Female athletes find it easier to connect with female coaches

LEEHY GERTNER/SAGAMORE STAFF

There are overall twice as many male sports coaches as female coaches across all sports teams at the high school. Many female athletes tend to prefer female coaches, as they are often more easily able to relate to them and their experiences.

Every great athlete is made under the guidance of a great coach. However, does the coach’s gender have anything to do with it? In a male-dominated field, female coaches are hard to come by, even at the high school.
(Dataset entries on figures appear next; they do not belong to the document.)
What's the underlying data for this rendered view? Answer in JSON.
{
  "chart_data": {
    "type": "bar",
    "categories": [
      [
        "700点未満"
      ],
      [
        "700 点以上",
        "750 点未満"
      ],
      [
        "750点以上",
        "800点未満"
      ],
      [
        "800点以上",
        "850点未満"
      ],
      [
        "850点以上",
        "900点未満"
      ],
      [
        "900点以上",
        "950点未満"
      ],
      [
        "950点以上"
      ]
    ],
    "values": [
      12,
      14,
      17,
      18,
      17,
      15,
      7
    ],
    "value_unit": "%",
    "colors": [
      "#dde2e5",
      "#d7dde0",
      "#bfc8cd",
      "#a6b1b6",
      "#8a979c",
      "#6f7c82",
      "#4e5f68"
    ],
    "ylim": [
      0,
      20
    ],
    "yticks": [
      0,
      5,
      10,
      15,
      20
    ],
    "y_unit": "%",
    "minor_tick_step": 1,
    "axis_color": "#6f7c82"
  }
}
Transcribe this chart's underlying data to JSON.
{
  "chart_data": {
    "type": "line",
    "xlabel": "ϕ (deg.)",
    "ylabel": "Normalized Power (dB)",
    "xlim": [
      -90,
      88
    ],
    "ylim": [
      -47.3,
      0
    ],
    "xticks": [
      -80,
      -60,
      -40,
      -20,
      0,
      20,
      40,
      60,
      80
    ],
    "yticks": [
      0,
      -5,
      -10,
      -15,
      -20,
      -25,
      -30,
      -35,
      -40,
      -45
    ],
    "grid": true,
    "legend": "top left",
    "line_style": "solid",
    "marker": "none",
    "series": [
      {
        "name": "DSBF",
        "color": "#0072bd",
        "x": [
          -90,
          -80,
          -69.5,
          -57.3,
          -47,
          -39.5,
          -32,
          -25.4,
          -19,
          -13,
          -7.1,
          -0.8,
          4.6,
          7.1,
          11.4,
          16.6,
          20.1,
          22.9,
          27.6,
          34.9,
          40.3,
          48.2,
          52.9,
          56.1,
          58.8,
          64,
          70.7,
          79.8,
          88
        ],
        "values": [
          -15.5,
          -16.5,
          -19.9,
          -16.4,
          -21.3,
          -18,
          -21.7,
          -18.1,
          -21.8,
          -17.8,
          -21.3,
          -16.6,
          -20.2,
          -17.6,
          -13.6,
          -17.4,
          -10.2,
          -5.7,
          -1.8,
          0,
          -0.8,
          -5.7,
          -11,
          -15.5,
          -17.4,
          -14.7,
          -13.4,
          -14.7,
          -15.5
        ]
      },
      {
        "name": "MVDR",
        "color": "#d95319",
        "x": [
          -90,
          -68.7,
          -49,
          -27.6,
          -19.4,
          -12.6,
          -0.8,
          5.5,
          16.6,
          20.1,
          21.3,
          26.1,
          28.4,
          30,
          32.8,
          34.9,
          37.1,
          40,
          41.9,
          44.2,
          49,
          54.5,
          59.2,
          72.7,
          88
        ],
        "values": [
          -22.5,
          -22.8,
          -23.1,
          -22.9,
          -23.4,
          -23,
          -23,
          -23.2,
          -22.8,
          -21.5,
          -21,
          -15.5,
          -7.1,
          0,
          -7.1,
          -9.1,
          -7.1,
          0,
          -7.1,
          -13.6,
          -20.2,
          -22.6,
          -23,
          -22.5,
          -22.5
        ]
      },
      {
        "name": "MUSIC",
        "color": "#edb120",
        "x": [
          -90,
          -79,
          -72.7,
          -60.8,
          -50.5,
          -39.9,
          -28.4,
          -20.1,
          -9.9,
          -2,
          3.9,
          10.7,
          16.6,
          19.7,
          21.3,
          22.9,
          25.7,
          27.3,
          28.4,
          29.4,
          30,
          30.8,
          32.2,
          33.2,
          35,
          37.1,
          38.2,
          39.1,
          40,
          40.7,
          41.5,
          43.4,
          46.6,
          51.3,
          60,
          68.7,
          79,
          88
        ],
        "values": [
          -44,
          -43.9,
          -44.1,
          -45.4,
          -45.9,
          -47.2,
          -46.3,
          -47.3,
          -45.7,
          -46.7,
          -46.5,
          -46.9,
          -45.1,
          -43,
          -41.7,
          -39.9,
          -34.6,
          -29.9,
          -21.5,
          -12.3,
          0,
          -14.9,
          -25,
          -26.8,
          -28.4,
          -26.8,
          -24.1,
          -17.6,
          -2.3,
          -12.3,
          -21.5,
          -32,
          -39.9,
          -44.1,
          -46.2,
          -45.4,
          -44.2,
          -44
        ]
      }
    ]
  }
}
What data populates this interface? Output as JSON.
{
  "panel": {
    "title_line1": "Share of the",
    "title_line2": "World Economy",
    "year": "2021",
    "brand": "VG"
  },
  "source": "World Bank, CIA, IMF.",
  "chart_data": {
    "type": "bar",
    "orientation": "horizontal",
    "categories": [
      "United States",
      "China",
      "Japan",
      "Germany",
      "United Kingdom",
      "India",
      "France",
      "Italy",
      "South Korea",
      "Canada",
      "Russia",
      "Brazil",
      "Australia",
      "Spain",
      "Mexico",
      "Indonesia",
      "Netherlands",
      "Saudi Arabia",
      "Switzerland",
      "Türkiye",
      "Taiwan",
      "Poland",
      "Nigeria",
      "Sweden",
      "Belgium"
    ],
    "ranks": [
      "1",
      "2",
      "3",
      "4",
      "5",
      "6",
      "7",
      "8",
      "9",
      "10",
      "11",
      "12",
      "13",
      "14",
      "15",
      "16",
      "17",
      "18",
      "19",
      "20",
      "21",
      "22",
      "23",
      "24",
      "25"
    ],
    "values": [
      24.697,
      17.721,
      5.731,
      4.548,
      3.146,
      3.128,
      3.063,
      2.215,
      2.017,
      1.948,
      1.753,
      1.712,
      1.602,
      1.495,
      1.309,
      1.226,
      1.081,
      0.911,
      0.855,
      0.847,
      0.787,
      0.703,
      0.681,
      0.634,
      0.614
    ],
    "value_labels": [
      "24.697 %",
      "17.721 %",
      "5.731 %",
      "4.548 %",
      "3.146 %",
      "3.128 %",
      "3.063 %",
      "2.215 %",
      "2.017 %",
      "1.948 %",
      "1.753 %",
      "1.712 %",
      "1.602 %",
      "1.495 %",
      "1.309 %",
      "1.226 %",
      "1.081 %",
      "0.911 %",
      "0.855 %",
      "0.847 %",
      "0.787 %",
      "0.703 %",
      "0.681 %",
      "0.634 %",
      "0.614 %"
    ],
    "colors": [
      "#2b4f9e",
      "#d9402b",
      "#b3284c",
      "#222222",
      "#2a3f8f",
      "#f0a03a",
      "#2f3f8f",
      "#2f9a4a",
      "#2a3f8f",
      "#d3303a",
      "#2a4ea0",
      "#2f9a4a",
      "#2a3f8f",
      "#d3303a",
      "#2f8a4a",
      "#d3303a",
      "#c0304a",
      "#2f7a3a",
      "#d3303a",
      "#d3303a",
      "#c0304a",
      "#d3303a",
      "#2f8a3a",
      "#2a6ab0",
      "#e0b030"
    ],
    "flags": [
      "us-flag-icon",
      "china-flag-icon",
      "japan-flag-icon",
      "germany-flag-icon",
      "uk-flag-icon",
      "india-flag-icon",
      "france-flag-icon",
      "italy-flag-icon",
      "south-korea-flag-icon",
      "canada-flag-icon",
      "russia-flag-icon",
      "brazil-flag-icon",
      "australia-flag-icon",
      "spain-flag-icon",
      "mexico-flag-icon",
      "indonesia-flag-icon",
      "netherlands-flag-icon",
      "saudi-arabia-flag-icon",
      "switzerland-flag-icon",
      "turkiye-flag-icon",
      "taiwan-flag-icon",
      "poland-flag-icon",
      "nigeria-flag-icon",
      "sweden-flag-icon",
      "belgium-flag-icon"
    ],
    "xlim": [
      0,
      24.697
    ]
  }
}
69 percent of all coaches at the high school are male. Even on exclusively female teams, 54 percent of coaches are male. Female athletes find that it is much easier to connect with and be inspired by strong female coaches as their role models. However, such opportunities are scarce.

Senior Shea Miller Novello, one of the captains of the girls field hockey team, said it can be discouraging seeing so few women in coaching positions.

“You’re wondering why there are so many more male coaches than there are female coaches. On the other hand, it almost makes you want to work harder because you want to get to that point where being a woman coach is not something different or unique; it’s the norm. Because it should be the norm,” Miller Novello said.

Junior Samuel Lee, a member of the boys crew team, said that he thinks there are more men in coaching positions because of media influence and the perpetuation of gender roles and stereotypes.

“There’s so much male representation in sports and everything in general, so I feel like children who identify as male can find that idea to say, ‘Hey, maybe I can do this as well,’” Lee said.

Senior Melanie Chernin, one of the captains of the girls soccer team, said that it has been frustrating having almost exclusively male coaches because it can be hard not to have that representation.

Chernin said that while her coach has been very active in trying to empower his athletes and that they appreciate his efforts, it isn’t the same as if it were being said to them by another woman.

“When anyone says anything that hasn’t directly applied to them throughout their life, or they haven’t gone through, or they haven’t experienced directly what that really means, then it’s a lot less powerful,” Chernin said.

The girls hockey team coach Nick Sama said that he knows how important female representation is in female sports—especially in high school. For this reason, Sama hired two female assistant coaches who, according to him, tend to interact individually with the athletes more than he does.

“I am of the belief that female athletes need someone to look up to that has been in their shoes before, that has been a female athlete playing that sport, or playing a different sport,” Sama said. “Although I played high school hockey, I never played female high school hockey, so there are things that female athletes go through that I’ve never experienced and that I don’t have intimate knowledge of.”

Chernin said that she’s looking forward to playing college-level soccer because she hears that there are many more female coaches at that level.

“They too have been athletes themselves, and being able to see what they’ve grown into and being able to take advice directly from them, as a female athlete who understands all of the things that go into being a female athlete, gives me a lot of hope,” Chernin said.

The ratio of female to male coaches on all-girls teams is more even than that for all sports teams at the high school. (LEEHY GERTNER/SAGAMORE STAFF)

Unlike the soccer team, the field hockey team is coached by a woman, health and fitness teacher Stephanie Hunt. Miller Novello said that Hunt inspires her athletes with her advice and hard work.

“We are all very driven in the sense that we’re not afraid to be aggressive, and we’re not afraid to be competitive, because our coach tells us to be aggressive because that’s the game. We’re not afraid to be ‘manly’ because it’s a sport and that’s how you get good,” Miller Novello said.

While having female coaches for girls’ sports has benefits for female athletes, other athletes could benefit from the experience as well. Lee said that he might feel more comfortable in his sports if he had more female coaches.

“I connect more with maternal figures in my life, so having male coaches is a bit uncomfortable for me because I can’t connect with them as well from my personal experience,” Lee said.

Erin Deneen, who coaches the girls volleyball team, said she values her ability to connect with her athletes on a personal level as she too was a high school athlete.

“I remember what it was like to be in high school as a female, and I knew what it was like to be a female athlete. I know the different things that female athletes have to contend with, and so I can relate to that on a personal level which I think is important,” Deneen said. “I definitely benefited from excellent male coaches as well, but there is a factor at play there that I find really important.”

Deneen said that perhaps the important conversations she has had with her athletes wouldn’t have happened had she been a man. She said that her ability to understand what they go through as female athletes has led to good personal relationships which have been very special to her over her years as a coach.

Deneen also said that it is important to her that her athletes see more women in positions of leadership in sports. She said that if her athletes can see someone who’s had the same experiences as them and made it to a position they admire, they will understand that it is a possibility for them too.

“I think that being able to see options is important,” Deneen said. “Whether it’s at the presidential level or all the way down to your high school coach, being able to see that it’s possible just makes it that much easier for the next person to come along.”